Les Damnés (Joseph Losey, 1963)
Joseph Losey chez la Hammer : l’association paraît étonnante. Comment le réalisateur, connu pour ses drames, ses films policiers avec une forte dimension sociale et politique, a-t-il trouver le moyen de s’illustrer dans le cinéma de science-fiction ?
Au début des années 1960, le réalisateur américain a déjà une histoire avec la fameuse firme britannique : il devait réaliser le film de science-fiction X The Unknown en 1956, après un exil forcé des États-Unis où sévit le maccarthysme. Or, la premier rôle américain, Dean Jagger, refuse catégoriquement de travailler avec un « sympathisant communiste » ; Losey, œuvrant sur le film sous le pseudonyme de Joseph Walton, sera débarqué par la Hammer, le studio n’étant pas plus convaincu du potentiel commercial d’un film signé par un réalisateur blacklisté. Il est remplacé par le vétéran Leslie Norman, lui-même épaulé par le producteur exécutif Michael Carreras ; Norman n’étant jamais arrivé à trouver sa place sur ce tournage.
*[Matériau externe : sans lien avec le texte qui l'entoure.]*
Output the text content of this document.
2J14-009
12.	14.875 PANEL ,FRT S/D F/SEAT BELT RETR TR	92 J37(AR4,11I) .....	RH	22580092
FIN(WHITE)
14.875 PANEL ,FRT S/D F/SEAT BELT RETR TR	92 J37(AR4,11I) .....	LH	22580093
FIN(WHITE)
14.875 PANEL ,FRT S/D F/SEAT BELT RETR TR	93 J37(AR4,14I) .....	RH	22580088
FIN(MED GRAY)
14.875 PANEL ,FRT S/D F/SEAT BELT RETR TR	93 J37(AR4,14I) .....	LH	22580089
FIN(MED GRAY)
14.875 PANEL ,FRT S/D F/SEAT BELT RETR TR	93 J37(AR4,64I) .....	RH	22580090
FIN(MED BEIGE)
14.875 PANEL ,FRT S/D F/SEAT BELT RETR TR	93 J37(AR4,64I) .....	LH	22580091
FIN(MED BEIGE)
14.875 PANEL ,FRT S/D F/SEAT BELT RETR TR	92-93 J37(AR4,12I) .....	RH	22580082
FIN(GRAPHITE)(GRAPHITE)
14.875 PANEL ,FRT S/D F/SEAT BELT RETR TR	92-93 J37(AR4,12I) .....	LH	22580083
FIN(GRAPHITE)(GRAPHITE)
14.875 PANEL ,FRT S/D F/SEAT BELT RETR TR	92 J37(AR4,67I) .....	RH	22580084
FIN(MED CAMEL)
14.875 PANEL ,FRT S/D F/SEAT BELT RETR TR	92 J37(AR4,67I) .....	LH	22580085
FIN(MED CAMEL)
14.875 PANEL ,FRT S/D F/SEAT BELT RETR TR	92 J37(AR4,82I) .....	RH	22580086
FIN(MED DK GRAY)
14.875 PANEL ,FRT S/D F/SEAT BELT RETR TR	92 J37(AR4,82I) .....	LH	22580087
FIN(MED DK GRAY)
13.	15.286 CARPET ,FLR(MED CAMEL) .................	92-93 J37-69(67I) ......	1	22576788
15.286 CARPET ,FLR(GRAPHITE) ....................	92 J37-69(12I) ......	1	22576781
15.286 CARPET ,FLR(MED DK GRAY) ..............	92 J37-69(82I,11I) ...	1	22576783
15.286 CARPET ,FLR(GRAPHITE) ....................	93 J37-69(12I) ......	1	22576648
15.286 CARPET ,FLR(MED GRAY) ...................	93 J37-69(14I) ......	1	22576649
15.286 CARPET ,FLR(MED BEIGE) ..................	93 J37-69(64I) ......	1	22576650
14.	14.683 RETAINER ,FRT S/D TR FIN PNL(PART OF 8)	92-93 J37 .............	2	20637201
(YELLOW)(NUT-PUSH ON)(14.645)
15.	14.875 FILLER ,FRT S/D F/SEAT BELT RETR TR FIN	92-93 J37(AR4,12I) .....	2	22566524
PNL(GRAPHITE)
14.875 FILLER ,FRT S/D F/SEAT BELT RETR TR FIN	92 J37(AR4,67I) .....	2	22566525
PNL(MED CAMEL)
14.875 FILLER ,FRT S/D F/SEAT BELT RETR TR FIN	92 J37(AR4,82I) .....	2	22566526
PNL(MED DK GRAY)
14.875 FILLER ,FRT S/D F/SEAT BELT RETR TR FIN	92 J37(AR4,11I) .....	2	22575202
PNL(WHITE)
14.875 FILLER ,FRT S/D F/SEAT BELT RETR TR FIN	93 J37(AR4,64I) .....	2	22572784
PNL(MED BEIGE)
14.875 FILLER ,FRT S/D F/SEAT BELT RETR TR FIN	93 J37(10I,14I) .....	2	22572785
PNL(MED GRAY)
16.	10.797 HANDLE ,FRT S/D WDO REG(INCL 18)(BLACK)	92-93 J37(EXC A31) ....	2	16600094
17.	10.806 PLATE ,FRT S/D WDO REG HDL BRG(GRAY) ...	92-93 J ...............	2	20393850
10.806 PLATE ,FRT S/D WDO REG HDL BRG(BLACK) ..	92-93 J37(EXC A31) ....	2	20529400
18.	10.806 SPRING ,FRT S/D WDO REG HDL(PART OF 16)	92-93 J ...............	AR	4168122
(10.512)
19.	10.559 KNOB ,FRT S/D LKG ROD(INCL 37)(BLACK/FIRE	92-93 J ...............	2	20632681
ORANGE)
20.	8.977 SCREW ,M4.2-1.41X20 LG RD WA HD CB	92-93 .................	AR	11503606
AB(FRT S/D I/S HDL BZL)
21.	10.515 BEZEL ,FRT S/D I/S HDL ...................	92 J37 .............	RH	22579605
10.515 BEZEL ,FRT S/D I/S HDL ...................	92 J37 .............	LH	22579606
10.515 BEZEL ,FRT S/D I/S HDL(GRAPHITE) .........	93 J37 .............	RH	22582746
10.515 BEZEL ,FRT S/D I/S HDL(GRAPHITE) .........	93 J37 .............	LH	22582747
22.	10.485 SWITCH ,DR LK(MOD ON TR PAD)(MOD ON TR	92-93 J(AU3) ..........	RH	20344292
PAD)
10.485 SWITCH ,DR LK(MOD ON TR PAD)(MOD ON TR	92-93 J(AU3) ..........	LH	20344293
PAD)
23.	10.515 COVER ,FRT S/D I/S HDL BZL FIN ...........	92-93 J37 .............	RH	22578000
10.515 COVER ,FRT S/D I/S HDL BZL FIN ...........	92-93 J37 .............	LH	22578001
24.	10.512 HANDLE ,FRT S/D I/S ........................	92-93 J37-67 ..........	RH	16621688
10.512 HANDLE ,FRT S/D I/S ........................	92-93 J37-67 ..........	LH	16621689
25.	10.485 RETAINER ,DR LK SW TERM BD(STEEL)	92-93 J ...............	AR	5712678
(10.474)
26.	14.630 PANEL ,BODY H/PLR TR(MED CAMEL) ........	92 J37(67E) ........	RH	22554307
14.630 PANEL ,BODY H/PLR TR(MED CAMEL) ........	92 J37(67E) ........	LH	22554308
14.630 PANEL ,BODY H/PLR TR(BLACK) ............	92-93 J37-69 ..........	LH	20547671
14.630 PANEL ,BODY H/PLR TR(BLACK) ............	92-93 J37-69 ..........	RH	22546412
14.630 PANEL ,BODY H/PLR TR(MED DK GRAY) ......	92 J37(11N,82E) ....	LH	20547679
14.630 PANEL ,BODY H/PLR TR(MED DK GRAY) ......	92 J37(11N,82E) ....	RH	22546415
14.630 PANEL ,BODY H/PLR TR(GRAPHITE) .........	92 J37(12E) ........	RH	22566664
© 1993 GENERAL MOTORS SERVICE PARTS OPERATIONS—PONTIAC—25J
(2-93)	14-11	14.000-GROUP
Cette expérience se renouvèlera pour Le Peuple des abîmes, toujours chez la Hammer.
Joan (Shirley Anne Field) et les blousons noirs |
Tourné du 8 mai au 22 juin 1961 dans le sud de l'Angleterre, Children of Light, devenu The Brink ou On The Brink (titre souhaité par Joseph Losey pouvant signifier « le bord » ou « au bord », jouant sur l’image de la falaise, et l’approche annoncée de la fin du monde) puis finalement The Damned, le film dort dans les réserves de la Hammer pendant pratiquement deux ans. Il est finalement distribué à partir du 20 mai 1963 à Londres, en deuxième partie d’un double-programme avec le thriller Maniac (Michael Carreras, 1963), assorti du désormais habituel classement X pour des scènes de violences, mais autorisé après le passage devant le BBFC. Les critiques sont assez élogieuses ; le film ne rentre cependant pas dans ses frais, au grand dam de James Carreras et Anthony Hinds.
Le film est unique en son genre à la Hammer ; le
mélange de science-fiction, de deux love-stories et de film social, le tout
empreint d’un fort message politique, en fait un prototype totalement à part.
Un peu comme le roman noir, plusieurs histoires indépendantes semblent avoir
été fondues en une seule. Ce grand écart est bien illustré dès le début du film :
la séquence de générique montre un paysage naturel et désertique, accompagnée d’une
musique lancinante, puis en une coupe, le film rentre de plein pied dans un
univers urbain, suivant le rythme d’une musique rock un brin naïve qui sera un
des leitmotivs du film : Black Leather Rock Rock Rock ; la chanson est l'emblème
de la bande de blousons noirs, dont les agissements violents, tout en singeant les symboles de l’autorité, anticipent les
Droogs d’Alex dans Orange mécanique (Stanley Kubrick, 1971). Dans un tout autre registre, Losey profite également du film pour dresser en filigrane un portrait peu flatteur du modèle d'éducation britannique.
Les enfants et leur professeur |
La distribution est impeccable, et ne repose pas sur les talents maison de la Hammer ; en premier lieu Macdonald Carey, un acteur américain tout à fait à l’aise dans le rôle de Simon Wells, un touriste qui aura maille à partir avec King (Oliver Reed) et sa bande de blousons noirs ; il s’éprend de Joan (Shirley Anne Field), qui n’est autre que la sœur de King. Cette dernière, tout comme l’excellent Olivier Reed, furent imposés par le studio, ce qui, par principe, déplut fortement à Losey, qui avait réussi à négocier les pleins pouvoirs sur le film. Dans les faits, ce contrôle absolu était une illusion ; en témoigne les multiples versions du film (durée raccourcie pour l’exploitation cinéma britannique, encore plus courte aux USA), les titres différents (The Damned en Angleterre, These are the Damned aux États-Unis, à ne pas confondre avec Les Damnés -La caguta degli dei- de Luchino Visconti sorti six ans plus tard), les reshoots imposés et les coupes finalement acceptées par Losey.